The game's interface is plain, with menus and a toolbar across the top and a one-dimensional chessboard. Chess Wizard has 10 levels of difficulty, ranging from "peabrain" to "overwhelming," and you can select from a variety of handicaps. We set our level at "novice"--we do sort of know what we're doing--and the game began. The computer made short work of us, but novice level didn't seem unreasonably difficult for someone who knows chess a little better than we do. Chess fans who like to share their games can publish them with Chess Wizard, at least theoretically; the program crashed when we tried to publish ours.

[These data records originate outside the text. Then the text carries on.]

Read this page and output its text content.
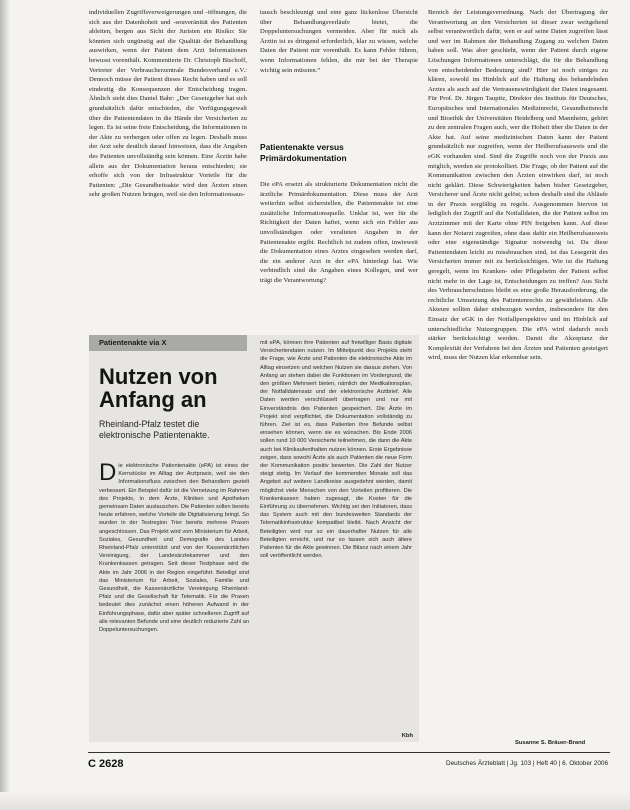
individuellen Zugriffsverweigerungen und -öffnungen, die sich aus der Datenhoheit und -souveränität des Patienten ableiten, bergen aus Sicht der Juristen ein Risiko: Sie könnten sich ungünstig auf die Qualität der Behandlung auswirken, wenn der Patient dem Arzt Informationen bewusst vorenthält. Kommentierte Dr. Christoph Bischoff, Vertreter der Verbraucherzentrale Bundesverband e.V.: Dennoch müsse der Patient dieses Recht haben und es soll eindeutig die Konsequenzen der Entscheidung tragen. Ähnlich sieht dies Daniel Bahr: „Der Gesetzgeber hat sich grundsätzlich dafür entschieden, die Verfügungsgewalt über die Patientendaten in die Hände der Versicherten zu legen. Es ist seine freie Entscheidung, die Informationen in der Akte zu verbergen oder offen zu legen. Deshalb muss der Arzt sehr deutlich darauf hinweisen, dass die Angaben des Patienten unvollständig sein können. Eine Ärztin habe allein aus der Dokumentation heraus entschieden; sie erhoffe sich von der Infrastruktur Vorteile für die Patienten: „Die Gesundheitsakte wird den Ärzten einen sehr großen Nutzen bringen, weil sie den Informationsaus-

tausch beschleunigt und eine ganz lückenlose Übersicht über Behandlungsverläufe bietet, die Doppeluntersuchungen vermeiden. Aber für mich als Ärztin ist es dringend erforderlich, klar zu wissen, welche Daten der Patient mir vorenthält. Es kann Fehler führen, wenn Informationen fehlen, die mir bei der Therapie wichtig sein müssten.“

Patientenakte versus Primärdokumentation

Die ePA ersetzt als strukturierte Dokumentation nicht die ärztliche Primärdokumentation. Diese muss der Arzt weiterhin selbst sicherstellen, die Patientenakte ist eine zusätzliche Informationsquelle. Unklar ist, wer für die Richtigkeit der Daten haftet, wenn sich ein Fehler aus unvollständigen oder veralteten Angaben in der Patientenakte ergibt. Rechtlich ist zudem offen, inwieweit die Dokumentation eines Arztes eingesehen werden darf, die ein anderer Arzt in der ePA hinterlegt hat. Wie verbindlich sind die Angaben eines Kollegen, und wer trägt die Verantwortung?

Bereich der Leistungsverordnung. Nach der Übertragung der Verantwortung an den Versicherten ist dieser zwar weitgehend selbst verantwortlich dafür, wen er auf seine Daten zugreifen lässt und wer im Rahmen der Behandlung Zugang zu welchen Daten haben soll. Was aber geschieht, wenn der Patient durch eigene Löschungen Informationen unterschlägt, die für die Behandlung von entscheidender Bedeutung sind? Hier ist noch einiges zu klären, sowohl im Hinblick auf die Haftung des behandelnden Arztes als auch auf die Vertrauenswürdigkeit der Daten insgesamt. Für Prof. Dr. Jürgen Taupitz, Direktor des Instituts für Deutsches, Europäisches und Internationales Medizinrecht, Gesundheitsrecht und Bioethik der Universitäten Heidelberg und Mannheim, gehört zu den zentralen Fragen auch, wer die Hoheit über die Daten in der Akte hat. Auf seine medizinischen Daten kann der Patient grundsätzlich nur zugreifen, wenn der Heilberufsausweis und die eGK vorhanden sind. Sind die Zugriffe noch von der Praxis aus möglich, werden sie protokolliert. Die Frage, ob der Patient auf die Kommunikation zwischen den Ärzten einwirken darf, ist noch nicht geklärt. Diese Schwierigkeiten haben bisher Gesetzgeber, Versicherer und Ärzte nicht gelöst; schon deshalb sind die Abläufe in der Praxis sorgfältig zu regeln. Ausgenommen hiervon ist lediglich der Zugriff auf die Notfalldaten, die der Patient selbst im Arztzimmer mit der Karte ohne PIN freigeben kann. Auf diese kann der Notarzt zugreifen, ohne dass dafür ein Heilberufsausweis oder eine eigenständige Signatur notwendig ist. Da diese Patientendaten leicht zu missbrauchen sind, ist das Lesegerät des Versicherten immer mit zu berücksichtigen. Wie ist die Haftung geregelt, wenn im Kranken- oder Pflegeheim der Patient selbst nicht mehr in der Lage ist, Entscheidungen zu treffen? Aus Sicht des Verbraucherschutzes bleibt es eine große Herausforderung, die rechtliche Umsetzung des Patientenrechts zu gewährleisten. Alle Akteure sollten daher einbezogen werden, insbesondere für den Einsatz der eGK in der Notfallperspektive und im Hinblick auf unterschiedliche Nutzergruppen. Die ePA wird dadurch noch stärker berücksichtigt werden. Damit die Akzeptanz der Komplexität der Verfahren bei den Ärzten und Patienten gesteigert wird, muss der Nutzen klar erkennbar sein.

Patientenakte via X
Nutzen von Anfang an
Rheinland-Pfalz testet die elektronische Patientenakte.
Die elektronische Patientenakte (ePA) ist eines der Kernstücke im Alltag der Arztpraxis, weil sie den Informationsfluss zwischen den Behandlern gezielt verbessert. Ein Beispiel dafür ist die Vernetzung im Rahmen des Projekts, in dem Ärzte, Kliniken und Apotheken gemeinsam Daten austauschen. Die Patienten sollen bereits heute erfahren, welche Vorteile die Digitalisierung bringt. So wurden in der Testregion Trier bereits mehrere Praxen angeschlossen. Das Projekt wird vom Ministerium für Arbeit, Soziales, Gesundheit und Demografie des Landes Rheinland-Pfalz unterstützt und von der Kassenärztlichen Vereinigung, der Landesärztekammer und den Krankenkassen getragen. Seit dieser Testphase wird die Akte im Jahr 2006 in der Region eingeführt. Beteiligt sind das Ministerium für Arbeit, Soziales, Familie und Gesundheit, die Kassenärztliche Vereinigung Rheinland-Pfalz und die Gesellschaft für Telematik. Für die Praxen bedeutet dies zunächst einen höheren Aufwand in der Einführungsphase, dafür aber später schnelleren Zugriff auf alle relevanten Befunde und eine deutlich reduzierte Zahl an Doppeluntersuchungen.
mit ePA, können ihre Patienten auf freiwilliger Basis digitale Versichertendaten nutzen. Im Mittelpunkt des Projekts steht die Frage, wie Ärzte und Patienten die elektronische Akte im Alltag einsetzen und welchen Nutzen sie daraus ziehen. Von Anfang an stehen dabei die Funktionen im Vordergrund, die den größten Mehrwert bieten, nämlich der Medikationsplan, der Notfalldatensatz und der elektronische Arztbrief. Alle Daten werden verschlüsselt übertragen und nur mit Einverständnis des Patienten gespeichert. Die Ärzte im Projekt sind verpflichtet, die Dokumentation vollständig zu führen. Ziel ist es, dass Patienten ihre Befunde selbst einsehen können, wenn sie es wünschen. Bis Ende 2006 sollen rund 10 000 Versicherte teilnehmen, die dann die Akte auch bei Klinikaufenthalten nutzen können. Erste Ergebnisse zeigen, dass sowohl Ärzte als auch Patienten die neue Form der Kommunikation positiv bewerten. Die Zahl der Nutzer steigt stetig. Im Verlauf der kommenden Monate soll das Angebot auf weitere Landkreise ausgedehnt werden, damit möglichst viele Menschen von den Vorteilen profitieren. Die Krankenkassen haben zugesagt, die Kosten für die Einführung zu übernehmen. Wichtig sei den Initiatoren, dass das System auch mit den bundesweiten Standards der Telematikinfrastruktur kompatibel bleibt. Nach Ansicht der Beteiligten wird nur so ein dauerhafter Nutzen für alle Beteiligten erreicht, und nur so lassen sich auch ältere Patienten für die Akte gewinnen. Die Bilanz nach einem Jahr soll veröffentlicht werden.
Kbh
Susanne S. Bräuer-Brand
C 2628	Deutsches Ärzteblatt | Jg. 103 | Heft 40 | 6. Oktober 2006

Chess Wizard has tons of features, and there's plenty of online documentation to go with them, but we did feel like many aspects of Chess Wizard are inaccessible to people who aren't very familiar with chess, and with electronic versions of chess in particular. Much of the documentation is written on the assumption that you already know a lot about the topic at hand. The FAQs will tell you, for example, how the program parses openings, but not what parsing openings actually means. Still, for the serious chess geek, Chess Wizard is a great choice.
Chess Wizard installs a desktop icon without asking but uninstalls cleanly.